Tuning the system for optimal sustainable throughput requires an in depth understanding of the deployed application, the strengths and weaknesses of the system, and usage patterns of the specific scenario. The only way to discover bottlenecks and predict optimal sustainable throughput with certainty is through thorough testing on a topology that closely matches what will be used in production.
Other topics in this section guide you through the process of defining that topology, and provide guidance on how to lessen bottlenecks to help you avoid bottlenecks.
Bottlenecks can occur at various stages of the deployed topology. Some bottlenecks can be addressed by upgrading hardware. Hardware can be upgraded by scaling-up (more CPU’s, memory or cache) or by scaling-out (additional servers). The decision to scale up or out depends on the type of bottleneck and the application being configured. The following guidance is about how to change hardware deployment topologies based on bottlenecks encountered. An application needs to be built from the ground up to be capable of taking advantage of scaling up or out.
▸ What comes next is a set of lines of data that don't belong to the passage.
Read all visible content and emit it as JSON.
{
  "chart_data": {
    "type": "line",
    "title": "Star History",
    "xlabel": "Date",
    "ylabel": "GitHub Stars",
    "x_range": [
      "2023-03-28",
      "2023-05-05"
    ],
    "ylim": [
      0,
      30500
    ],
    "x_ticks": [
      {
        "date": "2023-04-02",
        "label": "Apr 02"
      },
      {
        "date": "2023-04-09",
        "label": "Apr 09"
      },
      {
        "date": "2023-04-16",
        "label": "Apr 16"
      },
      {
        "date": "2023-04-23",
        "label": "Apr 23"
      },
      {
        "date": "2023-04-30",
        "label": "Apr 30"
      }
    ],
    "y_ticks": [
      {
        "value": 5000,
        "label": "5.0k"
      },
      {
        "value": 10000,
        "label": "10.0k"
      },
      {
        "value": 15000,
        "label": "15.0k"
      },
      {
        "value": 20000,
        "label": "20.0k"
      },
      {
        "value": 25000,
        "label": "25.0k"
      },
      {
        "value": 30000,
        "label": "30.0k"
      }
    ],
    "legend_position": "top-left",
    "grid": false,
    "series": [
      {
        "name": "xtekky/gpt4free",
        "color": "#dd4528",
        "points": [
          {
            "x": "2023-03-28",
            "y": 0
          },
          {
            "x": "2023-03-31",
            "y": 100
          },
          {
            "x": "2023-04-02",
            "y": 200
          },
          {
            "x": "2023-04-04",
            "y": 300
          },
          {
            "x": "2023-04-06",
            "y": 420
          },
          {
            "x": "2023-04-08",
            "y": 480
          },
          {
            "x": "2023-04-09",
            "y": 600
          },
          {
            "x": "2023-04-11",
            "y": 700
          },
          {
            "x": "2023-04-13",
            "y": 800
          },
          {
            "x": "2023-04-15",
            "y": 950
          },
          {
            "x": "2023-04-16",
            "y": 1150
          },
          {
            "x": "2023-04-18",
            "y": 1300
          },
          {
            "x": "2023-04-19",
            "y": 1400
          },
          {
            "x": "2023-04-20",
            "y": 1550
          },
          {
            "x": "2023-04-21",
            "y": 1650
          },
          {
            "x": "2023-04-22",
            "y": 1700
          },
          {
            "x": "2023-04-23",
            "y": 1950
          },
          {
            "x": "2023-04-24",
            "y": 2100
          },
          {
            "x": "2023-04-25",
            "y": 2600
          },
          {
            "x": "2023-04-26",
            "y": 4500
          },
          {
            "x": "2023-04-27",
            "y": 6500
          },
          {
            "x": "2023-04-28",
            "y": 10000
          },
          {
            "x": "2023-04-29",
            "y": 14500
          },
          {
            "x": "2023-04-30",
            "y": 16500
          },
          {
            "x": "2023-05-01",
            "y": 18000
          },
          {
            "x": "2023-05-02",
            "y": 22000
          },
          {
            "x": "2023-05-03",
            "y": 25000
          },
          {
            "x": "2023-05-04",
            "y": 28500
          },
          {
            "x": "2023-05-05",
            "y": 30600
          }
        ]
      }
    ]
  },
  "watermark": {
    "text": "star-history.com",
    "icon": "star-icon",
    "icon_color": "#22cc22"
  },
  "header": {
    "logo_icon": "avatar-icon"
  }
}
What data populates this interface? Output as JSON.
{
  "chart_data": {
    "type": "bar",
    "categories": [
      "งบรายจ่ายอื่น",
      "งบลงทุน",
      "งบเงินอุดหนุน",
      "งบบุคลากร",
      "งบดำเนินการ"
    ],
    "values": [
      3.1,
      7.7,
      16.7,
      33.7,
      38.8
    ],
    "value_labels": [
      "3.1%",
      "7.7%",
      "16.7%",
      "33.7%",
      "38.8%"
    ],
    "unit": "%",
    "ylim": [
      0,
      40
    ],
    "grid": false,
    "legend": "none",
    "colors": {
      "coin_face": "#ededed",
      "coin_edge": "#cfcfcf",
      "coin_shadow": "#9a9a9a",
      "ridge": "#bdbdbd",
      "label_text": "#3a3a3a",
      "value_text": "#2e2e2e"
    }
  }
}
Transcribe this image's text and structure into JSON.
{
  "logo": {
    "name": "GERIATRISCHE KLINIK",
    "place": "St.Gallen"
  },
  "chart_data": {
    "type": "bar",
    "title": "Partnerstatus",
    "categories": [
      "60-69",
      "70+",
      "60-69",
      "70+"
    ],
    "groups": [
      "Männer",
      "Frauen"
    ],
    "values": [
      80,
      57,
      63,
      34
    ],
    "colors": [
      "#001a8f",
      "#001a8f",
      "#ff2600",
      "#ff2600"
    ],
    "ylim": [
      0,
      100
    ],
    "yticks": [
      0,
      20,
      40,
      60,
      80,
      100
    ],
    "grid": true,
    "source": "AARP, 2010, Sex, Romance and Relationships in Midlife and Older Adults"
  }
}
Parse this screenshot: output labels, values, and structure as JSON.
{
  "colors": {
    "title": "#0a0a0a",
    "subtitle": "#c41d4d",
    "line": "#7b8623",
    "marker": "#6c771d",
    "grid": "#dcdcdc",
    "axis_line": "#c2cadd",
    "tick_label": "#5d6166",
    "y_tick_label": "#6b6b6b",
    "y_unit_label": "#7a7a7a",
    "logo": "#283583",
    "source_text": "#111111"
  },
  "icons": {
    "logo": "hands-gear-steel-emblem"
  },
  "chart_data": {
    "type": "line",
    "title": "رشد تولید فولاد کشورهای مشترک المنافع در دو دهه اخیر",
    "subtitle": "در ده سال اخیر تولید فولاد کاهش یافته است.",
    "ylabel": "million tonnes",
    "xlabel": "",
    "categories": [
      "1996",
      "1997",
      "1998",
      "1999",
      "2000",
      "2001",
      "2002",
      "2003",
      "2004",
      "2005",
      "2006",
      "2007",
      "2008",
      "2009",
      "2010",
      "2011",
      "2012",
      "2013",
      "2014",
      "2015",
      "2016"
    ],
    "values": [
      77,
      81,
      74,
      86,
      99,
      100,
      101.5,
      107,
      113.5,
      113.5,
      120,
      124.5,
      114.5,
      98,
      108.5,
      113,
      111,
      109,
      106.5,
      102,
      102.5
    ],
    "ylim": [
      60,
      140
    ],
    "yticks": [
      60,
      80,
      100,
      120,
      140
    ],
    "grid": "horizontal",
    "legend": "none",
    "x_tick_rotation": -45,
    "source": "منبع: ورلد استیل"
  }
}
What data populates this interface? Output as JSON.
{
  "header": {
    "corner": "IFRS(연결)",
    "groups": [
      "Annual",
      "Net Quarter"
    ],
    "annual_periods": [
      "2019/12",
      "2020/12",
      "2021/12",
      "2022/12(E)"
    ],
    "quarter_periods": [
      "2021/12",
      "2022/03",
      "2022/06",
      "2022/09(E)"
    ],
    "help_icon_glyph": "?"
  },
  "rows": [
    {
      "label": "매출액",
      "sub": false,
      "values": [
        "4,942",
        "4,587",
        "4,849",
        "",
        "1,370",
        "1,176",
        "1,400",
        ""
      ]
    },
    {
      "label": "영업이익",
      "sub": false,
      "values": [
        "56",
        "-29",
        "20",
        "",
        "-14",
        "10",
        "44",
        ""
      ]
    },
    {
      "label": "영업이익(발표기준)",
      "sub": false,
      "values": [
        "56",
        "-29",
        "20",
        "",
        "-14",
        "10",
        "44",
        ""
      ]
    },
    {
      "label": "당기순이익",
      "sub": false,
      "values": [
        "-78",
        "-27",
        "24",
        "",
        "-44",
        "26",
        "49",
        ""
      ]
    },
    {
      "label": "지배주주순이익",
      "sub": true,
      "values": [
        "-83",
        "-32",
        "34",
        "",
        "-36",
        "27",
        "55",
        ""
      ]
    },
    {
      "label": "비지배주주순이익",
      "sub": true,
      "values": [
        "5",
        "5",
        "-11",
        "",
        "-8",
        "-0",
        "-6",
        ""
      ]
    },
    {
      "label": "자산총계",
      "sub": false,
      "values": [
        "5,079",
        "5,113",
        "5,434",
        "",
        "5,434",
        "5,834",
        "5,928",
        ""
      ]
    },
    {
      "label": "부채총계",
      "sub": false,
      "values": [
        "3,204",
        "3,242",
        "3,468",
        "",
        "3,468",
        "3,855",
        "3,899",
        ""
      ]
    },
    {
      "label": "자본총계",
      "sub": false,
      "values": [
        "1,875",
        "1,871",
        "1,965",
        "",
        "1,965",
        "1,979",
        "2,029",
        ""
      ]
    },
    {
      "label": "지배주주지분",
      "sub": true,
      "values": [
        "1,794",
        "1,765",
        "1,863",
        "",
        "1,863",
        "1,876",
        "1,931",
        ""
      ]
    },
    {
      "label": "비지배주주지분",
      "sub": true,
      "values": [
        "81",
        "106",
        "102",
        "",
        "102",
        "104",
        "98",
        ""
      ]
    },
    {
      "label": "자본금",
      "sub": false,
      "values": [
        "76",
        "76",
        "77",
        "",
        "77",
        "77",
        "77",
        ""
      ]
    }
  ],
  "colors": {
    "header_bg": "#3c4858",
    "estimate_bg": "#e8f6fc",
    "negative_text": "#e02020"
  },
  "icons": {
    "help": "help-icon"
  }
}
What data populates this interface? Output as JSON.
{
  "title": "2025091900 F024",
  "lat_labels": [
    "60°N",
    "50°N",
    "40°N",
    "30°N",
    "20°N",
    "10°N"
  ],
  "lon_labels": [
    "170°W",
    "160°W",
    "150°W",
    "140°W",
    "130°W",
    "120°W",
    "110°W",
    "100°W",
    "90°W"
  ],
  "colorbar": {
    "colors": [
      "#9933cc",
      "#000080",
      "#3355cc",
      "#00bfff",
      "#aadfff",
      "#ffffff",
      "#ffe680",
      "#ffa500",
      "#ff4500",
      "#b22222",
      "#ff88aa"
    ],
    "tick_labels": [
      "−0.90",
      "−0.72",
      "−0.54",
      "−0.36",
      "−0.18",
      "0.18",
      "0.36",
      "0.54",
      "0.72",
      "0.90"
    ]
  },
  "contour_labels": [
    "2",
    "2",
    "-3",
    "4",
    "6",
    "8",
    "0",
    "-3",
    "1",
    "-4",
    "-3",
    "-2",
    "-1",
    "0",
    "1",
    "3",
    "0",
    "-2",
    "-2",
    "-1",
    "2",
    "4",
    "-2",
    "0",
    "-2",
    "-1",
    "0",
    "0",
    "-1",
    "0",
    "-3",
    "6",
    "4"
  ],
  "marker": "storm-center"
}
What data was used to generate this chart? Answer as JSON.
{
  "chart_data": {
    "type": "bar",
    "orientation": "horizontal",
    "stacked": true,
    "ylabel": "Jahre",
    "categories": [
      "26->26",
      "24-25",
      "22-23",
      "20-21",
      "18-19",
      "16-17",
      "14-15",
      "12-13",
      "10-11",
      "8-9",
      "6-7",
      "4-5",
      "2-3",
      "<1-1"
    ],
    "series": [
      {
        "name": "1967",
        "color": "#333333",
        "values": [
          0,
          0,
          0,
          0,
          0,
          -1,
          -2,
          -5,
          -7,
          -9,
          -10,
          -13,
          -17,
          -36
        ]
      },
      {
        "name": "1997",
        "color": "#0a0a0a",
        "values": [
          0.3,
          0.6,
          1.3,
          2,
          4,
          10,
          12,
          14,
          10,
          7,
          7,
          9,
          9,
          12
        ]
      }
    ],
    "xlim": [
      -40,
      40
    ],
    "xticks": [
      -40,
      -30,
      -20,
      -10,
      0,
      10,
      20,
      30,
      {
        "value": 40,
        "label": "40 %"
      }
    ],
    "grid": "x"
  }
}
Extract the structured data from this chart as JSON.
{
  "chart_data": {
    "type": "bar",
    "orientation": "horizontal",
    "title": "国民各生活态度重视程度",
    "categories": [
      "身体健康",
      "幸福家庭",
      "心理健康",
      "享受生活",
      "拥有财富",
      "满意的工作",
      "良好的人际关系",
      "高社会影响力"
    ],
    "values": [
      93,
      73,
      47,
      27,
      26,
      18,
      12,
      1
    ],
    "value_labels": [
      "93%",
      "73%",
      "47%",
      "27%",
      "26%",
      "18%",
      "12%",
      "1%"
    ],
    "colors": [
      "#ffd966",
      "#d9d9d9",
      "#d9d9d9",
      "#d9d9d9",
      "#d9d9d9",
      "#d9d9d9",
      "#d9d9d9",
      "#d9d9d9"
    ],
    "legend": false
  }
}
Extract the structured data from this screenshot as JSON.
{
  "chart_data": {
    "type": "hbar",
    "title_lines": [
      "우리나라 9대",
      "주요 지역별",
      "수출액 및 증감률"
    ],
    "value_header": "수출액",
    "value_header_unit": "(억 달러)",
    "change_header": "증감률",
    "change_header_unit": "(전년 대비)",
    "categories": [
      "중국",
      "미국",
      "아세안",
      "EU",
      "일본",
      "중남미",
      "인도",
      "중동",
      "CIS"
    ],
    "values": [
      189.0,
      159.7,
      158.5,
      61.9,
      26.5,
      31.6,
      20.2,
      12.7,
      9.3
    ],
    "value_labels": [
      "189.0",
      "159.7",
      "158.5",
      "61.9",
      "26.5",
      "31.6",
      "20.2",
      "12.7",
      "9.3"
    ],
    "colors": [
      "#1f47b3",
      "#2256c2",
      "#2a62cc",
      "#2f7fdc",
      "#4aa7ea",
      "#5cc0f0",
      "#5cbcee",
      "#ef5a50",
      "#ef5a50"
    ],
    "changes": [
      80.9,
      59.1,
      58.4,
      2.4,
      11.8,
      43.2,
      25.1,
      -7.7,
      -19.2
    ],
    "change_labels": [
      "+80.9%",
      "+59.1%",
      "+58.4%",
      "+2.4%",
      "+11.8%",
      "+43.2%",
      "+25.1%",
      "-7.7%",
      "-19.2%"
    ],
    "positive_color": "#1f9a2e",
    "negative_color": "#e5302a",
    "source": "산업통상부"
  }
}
For example:
Scaling up a server with additional CPU’s and/or memory may not help lessen the problem if the application is serialized and dependent on a single thread of execution.
Scaling out a system with additional servers may not help if the additional servers add contention on a common resource that cannot be scaled. However, scaling-out provides additional benefits. Deploying two dual-processor servers instead of one quad-processor server helps provide a redundant server that serves the dual purpose of scaling to handle additional throughput and provides a highly available topology.